As we have been reporting in the Trends Journal, last month, in an effort to consolidate his power, Ethiopian Prime Minister Abiy Ahmed launched an offensive against the Tigray People’s Liberation Front, which threatens stability across the broader Horn of Africa.
The conflict has sent over 50,000 Ethiopians fleeing across the border into Sudan, and it has killed thousands of civilians. 
It is reported that ethnic militias have formed and have taken part in campaigns of looting, rape, and killings across the Tigray region. The New York Times interviewed refugees from Tigray who described the incident as a “devastating conflict that has become a grisly wellspring of looting, ethnic antagonism, and killings.”
Some of the refugees identified one of the groups that committed the atrocities as Fano, an Amhara ethnic group loyal to the government. The group was accused of ransacking the town Mai-Kadra and slaughtering ethnic Tigrayans with “knives and machetes.”
As we have reported, Tigray has traditionally held a lot of sway in the country of 110 million. However, there have been simmering tensions between Amhara and Tigray since 1991, when Tigrayan forces took over land the Amhara’s had claimed. 

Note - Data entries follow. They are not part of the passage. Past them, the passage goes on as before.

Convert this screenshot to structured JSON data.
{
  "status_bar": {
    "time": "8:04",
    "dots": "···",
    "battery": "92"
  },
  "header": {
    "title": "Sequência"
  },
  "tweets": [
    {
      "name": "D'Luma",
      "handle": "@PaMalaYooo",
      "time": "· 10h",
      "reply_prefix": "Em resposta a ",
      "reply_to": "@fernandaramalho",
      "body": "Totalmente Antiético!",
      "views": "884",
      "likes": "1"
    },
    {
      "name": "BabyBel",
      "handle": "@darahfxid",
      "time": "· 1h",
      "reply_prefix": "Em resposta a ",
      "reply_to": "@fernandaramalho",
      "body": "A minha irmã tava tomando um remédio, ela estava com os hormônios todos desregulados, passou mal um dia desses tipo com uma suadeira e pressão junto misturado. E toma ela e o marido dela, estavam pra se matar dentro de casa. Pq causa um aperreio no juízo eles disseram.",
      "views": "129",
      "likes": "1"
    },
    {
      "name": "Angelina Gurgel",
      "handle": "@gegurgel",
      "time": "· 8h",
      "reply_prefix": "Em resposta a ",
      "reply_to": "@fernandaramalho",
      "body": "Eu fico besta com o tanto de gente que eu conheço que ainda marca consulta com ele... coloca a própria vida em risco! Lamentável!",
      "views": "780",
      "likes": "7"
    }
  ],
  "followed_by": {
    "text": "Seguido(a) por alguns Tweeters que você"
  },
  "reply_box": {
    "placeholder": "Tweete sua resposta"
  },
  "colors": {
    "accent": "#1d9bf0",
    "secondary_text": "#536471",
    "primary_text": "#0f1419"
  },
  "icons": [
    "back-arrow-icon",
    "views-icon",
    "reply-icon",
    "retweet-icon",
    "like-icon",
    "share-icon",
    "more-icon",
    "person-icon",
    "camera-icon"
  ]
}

Prime Minister Ahmed’s offensive came shortly after a vote was held in the region despite a countrywide ban due to the virus outbreak. Ahmed received the Nobel Peace Prize in 2019 for ending the country’s conflict with Eritrea, and he has spoken about bringing the country and its ethnic enclaves together. 

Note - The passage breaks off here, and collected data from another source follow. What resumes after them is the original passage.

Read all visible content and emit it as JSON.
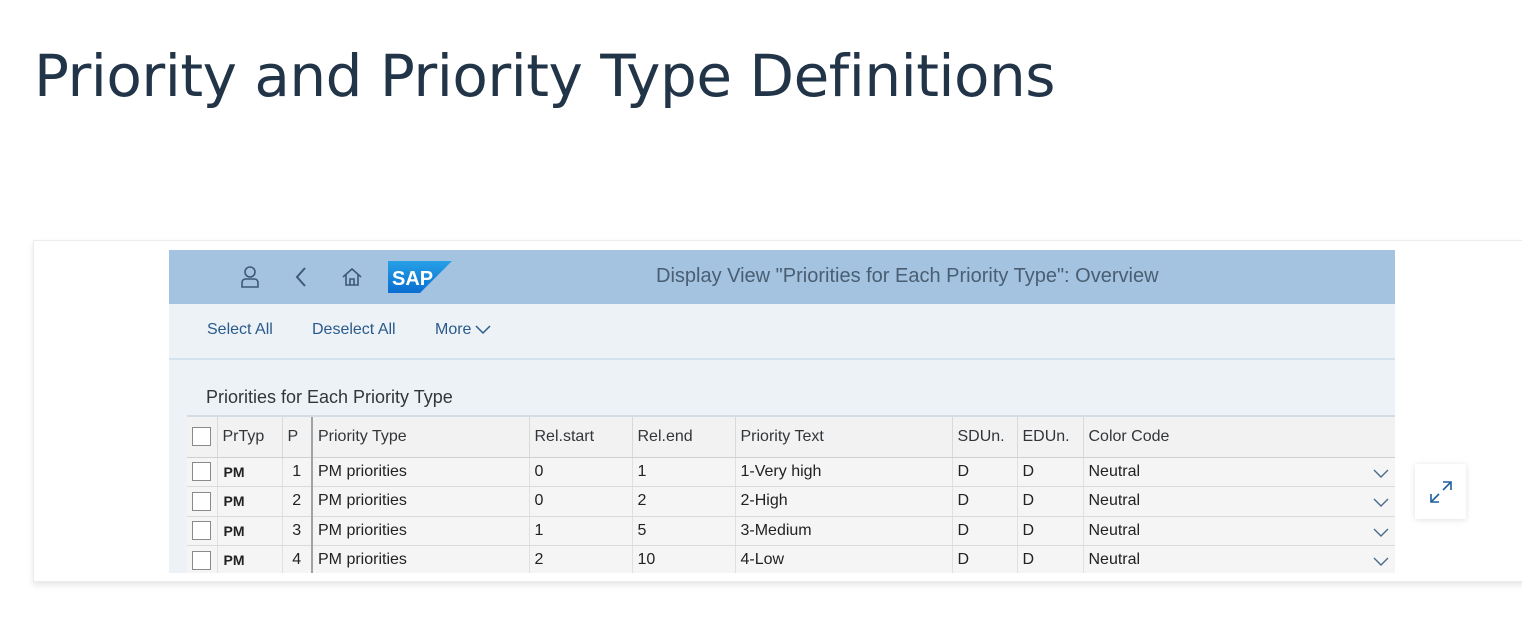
{
  "page": {
    "title": "Priority and Priority Type Definitions"
  },
  "shell": {
    "title": "Display View \"Priorities for Each Priority Type\": Overview",
    "logo_text": "SAP",
    "icons": [
      "user-icon",
      "back-icon",
      "home-icon"
    ]
  },
  "toolbar": {
    "select_all": "Select All",
    "deselect_all": "Deselect All",
    "more": "More"
  },
  "section": {
    "title": "Priorities for Each Priority Type"
  },
  "table": {
    "columns": [
      "PrTyp",
      "P",
      "Priority Type",
      "Rel.start",
      "Rel.end",
      "Priority Text",
      "SDUn.",
      "EDUn.",
      "Color Code"
    ],
    "rows": [
      {
        "prtyp": "PM",
        "p": "1",
        "priority_type": "PM priorities",
        "rel_start": "0",
        "rel_end": "1",
        "priority_text": "1-Very high",
        "sdun": "D",
        "edun": "D",
        "color_code": "Neutral"
      },
      {
        "prtyp": "PM",
        "p": "2",
        "priority_type": "PM priorities",
        "rel_start": "0",
        "rel_end": "2",
        "priority_text": "2-High",
        "sdun": "D",
        "edun": "D",
        "color_code": "Neutral"
      },
      {
        "prtyp": "PM",
        "p": "3",
        "priority_type": "PM priorities",
        "rel_start": "1",
        "rel_end": "5",
        "priority_text": "3-Medium",
        "sdun": "D",
        "edun": "D",
        "color_code": "Neutral"
      },
      {
        "prtyp": "PM",
        "p": "4",
        "priority_type": "PM priorities",
        "rel_start": "2",
        "rel_end": "10",
        "priority_text": "4-Low",
        "sdun": "D",
        "edun": "D",
        "color_code": "Neutral"
      }
    ]
  },
  "colors": {
    "shellbar": "#a3c3e0",
    "window_bg": "#edf2f7",
    "link": "#2a5a8a",
    "title": "#223548"
  },
  "expand": {
    "icon": "expand-icon"
  }
}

TREND FORECAST: As we have forecast, the heavily armed Tigray forces will not surrender to Ethiopian forces, thus military tensions will persist.
With its economy sinking deeper into the “Greatest Depression,” social unrest, violence, and poverty will escalate, which in turn will ramp up a refugee crisis, many of whom will want to escape to safer-haven European nations. 
This will in turn boost populist political party movements throughout the Eurozone. These movements will also gain strength as economic conditions and calls for self-sustainability increase.